In another text, she wrote: "I thought you wanted to do this. The time is right and you're ready ... just do it babe.''

With the verdict, members of both Carter's and Roy's families wept in the courtroom.

Carter faces a sentence of up to 20 years in prison, though experts doubt she'll receive a lengthy term. Sentencing is scheduled for Aug. 3.

Prosecutors said Carter wanted to appear to friends as the girlfriend grieving the loss of a boyfriend who committed suicide.

After the verdict, Bristol Assistant District Attorney Katie Rayburn told reporters: "Although we are very pleased with the verdict, in reality there are no winners here. Two families had been torn apart and will be affected by this for years to come. We hope verdict will bring some closure... It's been an extremely emotionally draining process for everyone involved."

Roy's mother, Lynn Roy, grew tearful as she testified Tuesday, recalling that her son had just graduated from high school and gotten his tugboat captain's license.

"I knew he was a little depressed but I thought ... he was doing great," she said. "I thought everything was moving forward, not backward."

Friday's verdict has already begun raising First Amendment questions about the government's imprisoning people solely for words that lead to someone's death.

"Ms. Carter has now been convicted of manslaughter, based on the prosecution's theory that, as a 17-year-old girl, she literally killed Mr. Roy with her words," ACLU Legal Director Matthew Segal said hours after the verdict.

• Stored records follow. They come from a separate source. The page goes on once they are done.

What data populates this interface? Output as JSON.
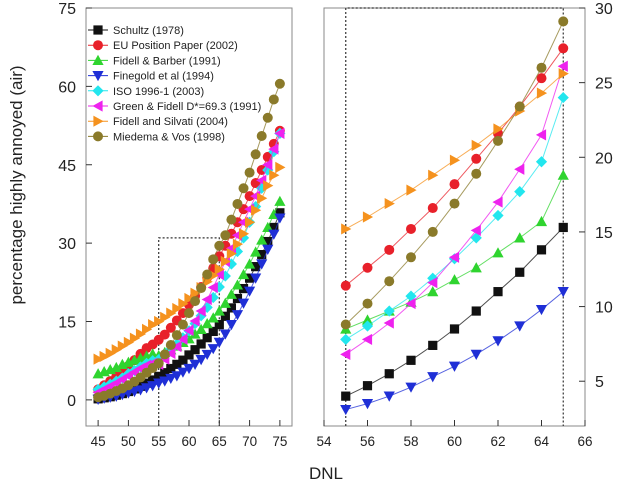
{
  "chart_data": [
    {
      "type": "scatter",
      "ylabel": "percentage highly annoyed (air)",
      "xlabel": "DNL",
      "xlim": [
        43,
        77
      ],
      "ylim": [
        -5,
        75
      ],
      "xticks": [
        45,
        50,
        55,
        60,
        65,
        70,
        75
      ],
      "yticks": [
        0,
        15,
        30,
        45,
        60,
        75
      ],
      "legend_position": "top-left",
      "inset_box": {
        "x": [
          55,
          65
        ],
        "y": [
          -5,
          31
        ]
      },
      "series": [
        {
          "name": "Schultz (1978)",
          "marker": "square",
          "color": "#111111",
          "x": [
            45,
            46,
            47,
            48,
            49,
            50,
            51,
            52,
            53,
            54,
            55,
            56,
            57,
            58,
            59,
            60,
            61,
            62,
            63,
            64,
            65,
            66,
            67,
            68,
            69,
            70,
            71,
            72,
            73,
            74,
            75
          ],
          "y": [
            0.2,
            0.4,
            0.6,
            0.9,
            1.2,
            1.6,
            2.1,
            2.6,
            3.2,
            3.8,
            4.5,
            5.2,
            6.0,
            6.8,
            7.6,
            8.6,
            9.6,
            10.7,
            11.9,
            13.1,
            14.4,
            16.0,
            17.6,
            19.4,
            21.3,
            23.3,
            25.5,
            27.8,
            30.3,
            33.0,
            35.8
          ]
        },
        {
          "name": "EU Position Paper (2002)",
          "marker": "circle",
          "color": "#e8202a",
          "x": [
            45,
            46,
            47,
            48,
            49,
            50,
            51,
            52,
            53,
            54,
            55,
            56,
            57,
            58,
            59,
            60,
            61,
            62,
            63,
            64,
            65,
            66,
            67,
            68,
            69,
            70,
            71,
            72,
            73,
            74,
            75
          ],
          "y": [
            2.0,
            2.8,
            3.6,
            4.5,
            5.5,
            6.5,
            7.6,
            8.8,
            9.9,
            10.6,
            11.5,
            12.5,
            13.8,
            15.2,
            16.6,
            18.2,
            19.9,
            21.6,
            23.4,
            25.2,
            27.5,
            29.5,
            31.8,
            34.0,
            36.5,
            39.0,
            41.5,
            44.0,
            46.5,
            49.0,
            51.5
          ]
        },
        {
          "name": "Fidell & Barber (1991)",
          "marker": "triangle-up",
          "color": "#2fd42f",
          "x": [
            45,
            46,
            47,
            48,
            49,
            50,
            51,
            52,
            53,
            54,
            55,
            56,
            57,
            58,
            59,
            60,
            61,
            62,
            63,
            64,
            65,
            66,
            67,
            68,
            69,
            70,
            71,
            72,
            73,
            74,
            75
          ],
          "y": [
            5.0,
            5.4,
            5.8,
            6.2,
            6.8,
            7.2,
            7.6,
            8.0,
            8.4,
            8.8,
            8.5,
            9.1,
            9.6,
            10.3,
            11.0,
            11.7,
            12.6,
            13.5,
            14.6,
            15.7,
            17.0,
            18.5,
            20.2,
            22.0,
            24.0,
            26.0,
            28.3,
            30.6,
            33.0,
            35.5,
            38.0
          ]
        },
        {
          "name": "Finegold et al (1994)",
          "marker": "triangle-down",
          "color": "#1f2fd6",
          "x": [
            45,
            46,
            47,
            48,
            49,
            50,
            51,
            52,
            53,
            54,
            55,
            56,
            57,
            58,
            59,
            60,
            61,
            62,
            63,
            64,
            65,
            66,
            67,
            68,
            69,
            70,
            71,
            72,
            73,
            74,
            75
          ],
          "y": [
            0.1,
            0.3,
            0.5,
            0.7,
            1.0,
            1.3,
            1.6,
            1.9,
            2.3,
            2.7,
            3.2,
            3.6,
            4.1,
            4.6,
            5.3,
            6.0,
            6.8,
            7.7,
            8.7,
            9.8,
            11.0,
            12.6,
            14.4,
            16.3,
            18.5,
            20.8,
            23.3,
            26.0,
            28.8,
            31.7,
            34.8
          ]
        },
        {
          "name": "ISO 1996-1 (2003)",
          "marker": "diamond",
          "color": "#22e6ee",
          "x": [
            45,
            46,
            47,
            48,
            49,
            50,
            51,
            52,
            53,
            54,
            55,
            56,
            57,
            58,
            59,
            60,
            61,
            62,
            63,
            64,
            65,
            66,
            67,
            68,
            69,
            70,
            71,
            72,
            73,
            74,
            75
          ],
          "y": [
            2.0,
            2.5,
            3.0,
            3.6,
            4.2,
            5.0,
            5.6,
            6.3,
            7.0,
            7.5,
            7.7,
            8.7,
            9.7,
            10.7,
            11.9,
            13.2,
            14.6,
            16.1,
            17.7,
            19.6,
            21.6,
            23.7,
            26.0,
            28.4,
            31.0,
            34.0,
            37.0,
            40.5,
            44.0,
            47.5,
            51.0
          ]
        },
        {
          "name": "Green & Fidell D*=69.3 (1991)",
          "marker": "triangle-left",
          "color": "#ee22ee",
          "x": [
            45,
            46,
            47,
            48,
            49,
            50,
            51,
            52,
            53,
            54,
            55,
            56,
            57,
            58,
            59,
            60,
            61,
            62,
            63,
            64,
            65,
            66,
            67,
            68,
            69,
            70,
            71,
            72,
            73,
            74,
            75
          ],
          "y": [
            1.4,
            2.0,
            2.6,
            3.2,
            3.9,
            4.6,
            5.3,
            6.0,
            6.6,
            7.0,
            6.8,
            7.8,
            8.9,
            10.2,
            11.6,
            13.3,
            15.1,
            17.0,
            19.2,
            21.5,
            24.0,
            26.5,
            29.0,
            31.5,
            34.0,
            36.5,
            39.0,
            42.0,
            45.0,
            48.0,
            51.0
          ]
        },
        {
          "name": "Fidell and Silvati (2004)",
          "marker": "triangle-right",
          "color": "#f5921e",
          "x": [
            45,
            46,
            47,
            48,
            49,
            50,
            51,
            52,
            53,
            54,
            55,
            56,
            57,
            58,
            59,
            60,
            61,
            62,
            63,
            64,
            65,
            66,
            67,
            68,
            69,
            70,
            71,
            72,
            73,
            74,
            75
          ],
          "y": [
            7.8,
            8.3,
            8.9,
            9.6,
            10.3,
            11.0,
            11.8,
            12.6,
            13.5,
            14.4,
            15.0,
            15.8,
            16.6,
            17.5,
            18.4,
            19.4,
            20.4,
            21.5,
            22.6,
            23.8,
            25.0,
            26.5,
            28.0,
            29.8,
            31.8,
            34.0,
            36.3,
            38.6,
            41.0,
            43.0,
            44.5
          ]
        },
        {
          "name": "Miedema & Vos (1998)",
          "marker": "circle",
          "color": "#8a7a2a",
          "x": [
            45,
            46,
            47,
            48,
            49,
            50,
            51,
            52,
            53,
            54,
            55,
            56,
            57,
            58,
            59,
            60,
            61,
            62,
            63,
            64,
            65,
            66,
            67,
            68,
            69,
            70,
            71,
            72,
            73,
            74,
            75
          ],
          "y": [
            0.5,
            0.8,
            1.2,
            1.7,
            2.2,
            2.8,
            3.5,
            4.3,
            5.2,
            6.1,
            7.0,
            8.7,
            10.5,
            12.4,
            14.4,
            16.6,
            18.9,
            21.4,
            24.0,
            26.9,
            29.5,
            31.5,
            34.5,
            37.5,
            40.5,
            43.5,
            47.0,
            50.5,
            54.0,
            57.5,
            60.5
          ]
        }
      ]
    },
    {
      "type": "scatter",
      "xlim": [
        54,
        66
      ],
      "ylim": [
        2,
        30
      ],
      "xticks": [
        54,
        56,
        58,
        60,
        62,
        64,
        66
      ],
      "yticks": [
        5,
        10,
        15,
        20,
        25,
        30
      ],
      "y_axis_side": "right",
      "zoom_box": {
        "x": [
          55,
          65
        ],
        "y": [
          2,
          30
        ]
      },
      "series": [
        {
          "name": "Schultz (1978)",
          "marker": "square",
          "color": "#111111",
          "x": [
            55,
            56,
            57,
            58,
            59,
            60,
            61,
            62,
            63,
            64,
            65
          ],
          "y": [
            4.0,
            4.7,
            5.5,
            6.4,
            7.4,
            8.5,
            9.7,
            11.0,
            12.3,
            13.8,
            15.3
          ]
        },
        {
          "name": "EU Position Paper (2002)",
          "marker": "circle",
          "color": "#e8202a",
          "x": [
            55,
            56,
            57,
            58,
            59,
            60,
            61,
            62,
            63,
            64,
            65
          ],
          "y": [
            11.4,
            12.6,
            13.8,
            15.2,
            16.6,
            18.2,
            19.9,
            21.6,
            23.4,
            25.3,
            27.3
          ]
        },
        {
          "name": "Fidell & Barber (1991)",
          "marker": "triangle-up",
          "color": "#2fd42f",
          "x": [
            55,
            56,
            57,
            58,
            59,
            60,
            61,
            62,
            63,
            64,
            65
          ],
          "y": [
            8.5,
            9.1,
            9.7,
            10.3,
            11.0,
            11.8,
            12.6,
            13.6,
            14.6,
            15.7,
            18.8
          ]
        },
        {
          "name": "Finegold et al (1994)",
          "marker": "triangle-down",
          "color": "#1f2fd6",
          "x": [
            55,
            56,
            57,
            58,
            59,
            60,
            61,
            62,
            63,
            64,
            65
          ],
          "y": [
            3.1,
            3.5,
            4.0,
            4.6,
            5.3,
            6.0,
            6.8,
            7.7,
            8.7,
            9.8,
            11.0
          ]
        },
        {
          "name": "ISO 1996-1 (2003)",
          "marker": "diamond",
          "color": "#22e6ee",
          "x": [
            55,
            56,
            57,
            58,
            59,
            60,
            61,
            62,
            63,
            64,
            65
          ],
          "y": [
            7.8,
            8.7,
            9.7,
            10.7,
            11.9,
            13.2,
            14.6,
            16.1,
            17.7,
            19.7,
            24.0
          ]
        },
        {
          "name": "Green & Fidell D*=69.3 (1991)",
          "marker": "triangle-left",
          "color": "#ee22ee",
          "x": [
            55,
            56,
            57,
            58,
            59,
            60,
            61,
            62,
            63,
            64,
            65
          ],
          "y": [
            6.8,
            7.8,
            8.9,
            10.2,
            11.6,
            13.3,
            15.1,
            17.0,
            19.2,
            21.5,
            26.1
          ]
        },
        {
          "name": "Fidell and Silvati (2004)",
          "marker": "triangle-right",
          "color": "#f5921e",
          "x": [
            55,
            56,
            57,
            58,
            59,
            60,
            61,
            62,
            63,
            64,
            65
          ],
          "y": [
            15.2,
            16.0,
            16.9,
            17.8,
            18.8,
            19.8,
            20.8,
            21.9,
            23.1,
            24.3,
            25.6
          ]
        },
        {
          "name": "Miedema & Vos (1998)",
          "marker": "circle",
          "color": "#8a7a2a",
          "x": [
            55,
            56,
            57,
            58,
            59,
            60,
            61,
            62,
            63,
            64,
            65
          ],
          "y": [
            8.8,
            10.2,
            11.7,
            13.3,
            15.0,
            16.9,
            18.9,
            21.1,
            23.4,
            26.0,
            29.1
          ]
        }
      ]
    }
  ]
}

"This conviction exceeds the limits of our criminal laws and violates free speech protections guaranteed by the Massachusetts and U.S. Constitutions."

He called the death of Roy "a terrible tragedy" but added that no law makes it a crime to encourage, or even persuade, someone to commit suicide.

Roy's death, Segal said, "is not a reason to stretch the boundaries of our criminal laws or abandon the protections of our Constitution."

Carter was tried in juvenile court because she sent the texts as a 17-year-old and waived a jury trial.